Acute lung injury (ALI) and acute respiratory distress syndrome (ARDS) are common and devastating clinical disorders with high mortality and no specific therapy. An excessive inflammatory response results in the progression of ALI/ARDS, and the NLRP3 inflammasome is a key participant in inflammation. Erythropoietin (EPO), which is clinically used for anemia, reportedly exerts pleiotropic effects in ALI. However, whether EPO could protect against lipopolysaccharide (LPS)-induced ALI by regulating the NLRP3 inflammasome and its underlying mechanisms remain poorly elucidated. This study aimed to explore whether the therapeutic effects of EPO rely on the suppression of the NLRP3 inflammasome and the specific mechanisms in an LPS-induced ALI mouse model. ALI was induced in C57BL/6 mice by intraperitoneal (i.p.) injection of LPS (15 mg/kg). EPO was administered intraperitoneally at 5 U/g after LPS challenge. The mice were sacrificed 8 h later. Our findings indicated that application of EPO markedly diminished LPS-induced lung injury by restoring histopathological changes, lessened lung wet/dry (W/D) ratio, protein concentrations in bronchoalveolar lavage fluid (BALF) and myeloperoxidase (MPO) levels. Meanwhile, EPO evidently decreased interleukin-1β (IL-1β) and interleukin-18 (IL-18) secretion, the expression of NLRP3 inflammasome components including pro-IL-1β, NLRP3, and cleaved caspase-1 as well as phosphorylation of nuclear factor-κB (NF-κB) p65, which may be associated with activation of EPO receptor (EPOR), phosphorylation of Janus-tyrosine kinase 2 (JAK2) and signal transducer and activator of transcription 3 (STAT3). However, all the beneficial effects of EPO on ALI and modulation NLRP3 inflammasome were remarkably abrogated by the inhibition of EPOR/JAK2/STAT3 pathway and knockout (KO) of NLRP3 gene. Taken together, this study indicates that EPO can effectively attenuate LPS-induced lung injury in mice by suppressing the NLRP3 inflammasome, which is dependent upon activation of EPOR/JAK2/STAT3 signaling and inhibition of the NF-κB pathway.

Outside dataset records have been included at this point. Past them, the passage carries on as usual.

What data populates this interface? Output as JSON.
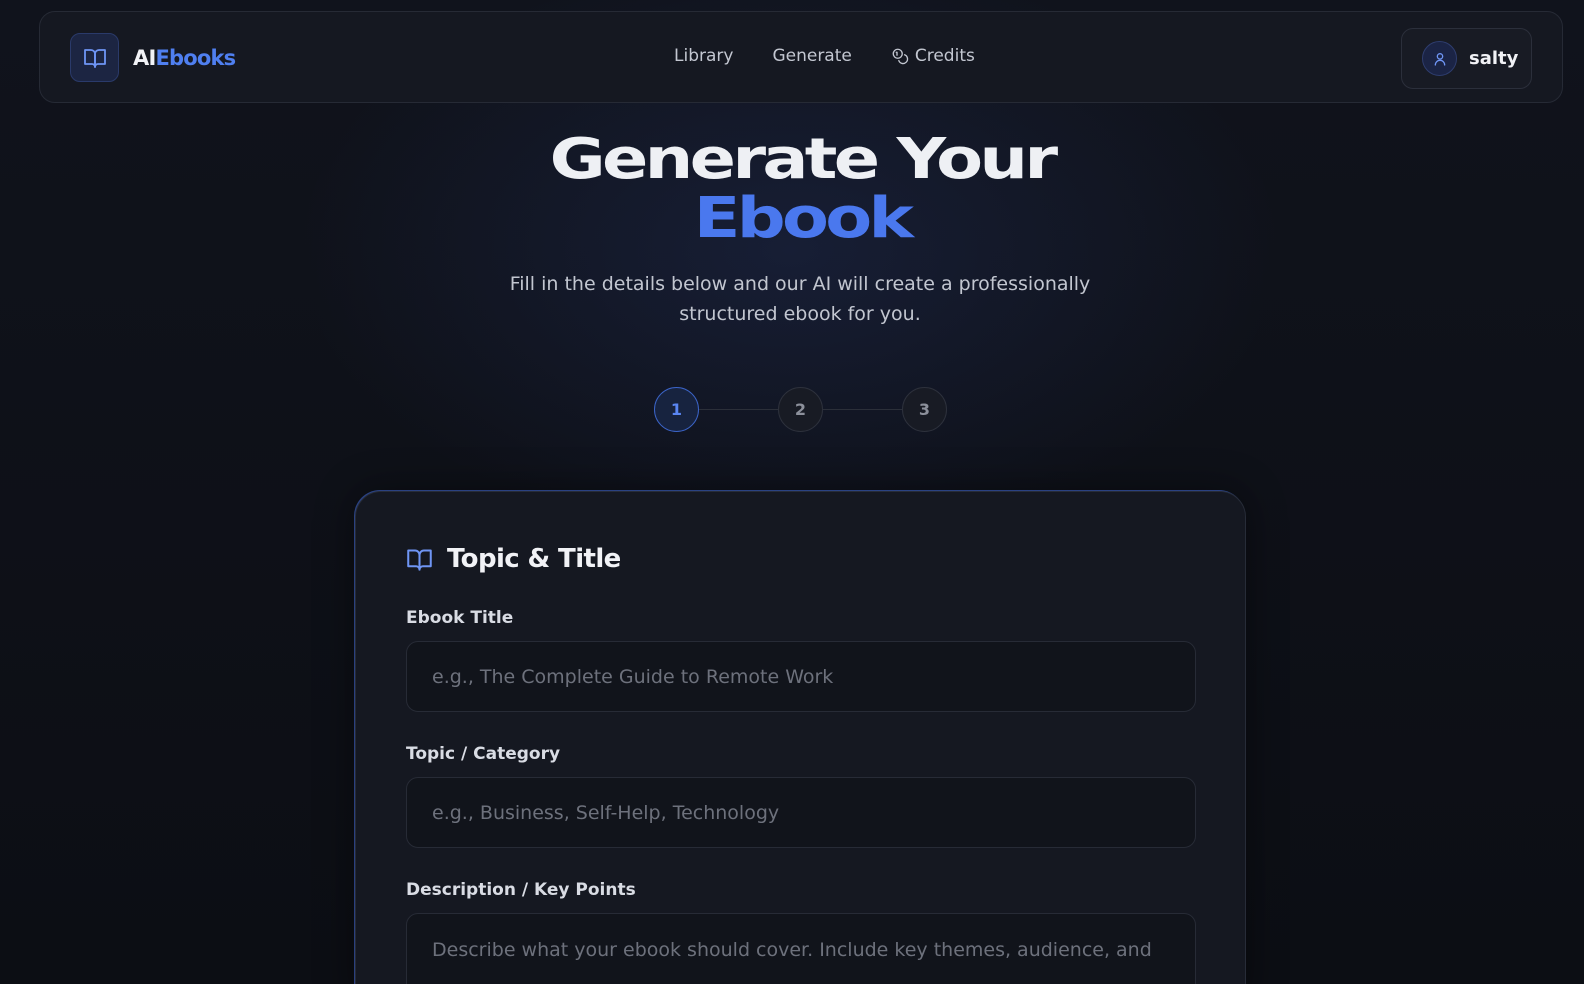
{
  "brand": {
    "name_a": "AI",
    "name_b": "Ebooks"
  },
  "nav": {
    "library": "Library",
    "generate": "Generate",
    "credits": "Credits"
  },
  "user": {
    "name": "salty"
  },
  "hero": {
    "title_line1": "Generate Your",
    "title_line2": "Ebook",
    "subtitle": "Fill in the details below and our AI will create a professionally structured ebook for you."
  },
  "stepper": {
    "steps": [
      "1",
      "2",
      "3"
    ],
    "active_step": 1
  },
  "card": {
    "title": "Topic & Title",
    "fields": [
      {
        "label": "Ebook Title",
        "placeholder": "e.g., The Complete Guide to Remote Work",
        "value": ""
      },
      {
        "label": "Topic / Category",
        "placeholder": "e.g., Business, Self-Help, Technology",
        "value": ""
      },
      {
        "label": "Description / Key Points",
        "placeholder": "Describe what your ebook should cover. Include key themes, audience, and",
        "value": ""
      }
    ]
  },
  "colors": {
    "accent": "#4a78ee",
    "background": "#0d0f15",
    "surface": "#151821"
  },
  "icons": {
    "brand": "book-open-icon",
    "credits": "coins-icon",
    "avatar": "user-icon",
    "card": "book-open-icon"
  }
}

Acute lung injury (ALI) and acute respiratory distress syndrome (ARDS) are common life-threatening critical illnesses with substantial morbidity and mortality (ARDS Definition Task Force et al., 2012; Rezoagli et al., 2017). Despite an improved understanding of the pathophysiology of these illnesses, there are still no effective pharmacologic therapies to treat patients with ALI/ARDS, and the hospital mortality is still as high as 46.1% (ARDS Definition Task Force et al., 2012). ALI/ARDS is characterized by exaggerated lung parenchyma inflammation, which leads to massive infiltration of activated neutrophils, progressive alveolar filling, and intractable hypoxemia (Giacomo Bellani et al., 2016). Hence, preventing exuberant inflammatory responses is suggested to be a potential strategy for the prevention and treatment of ALI.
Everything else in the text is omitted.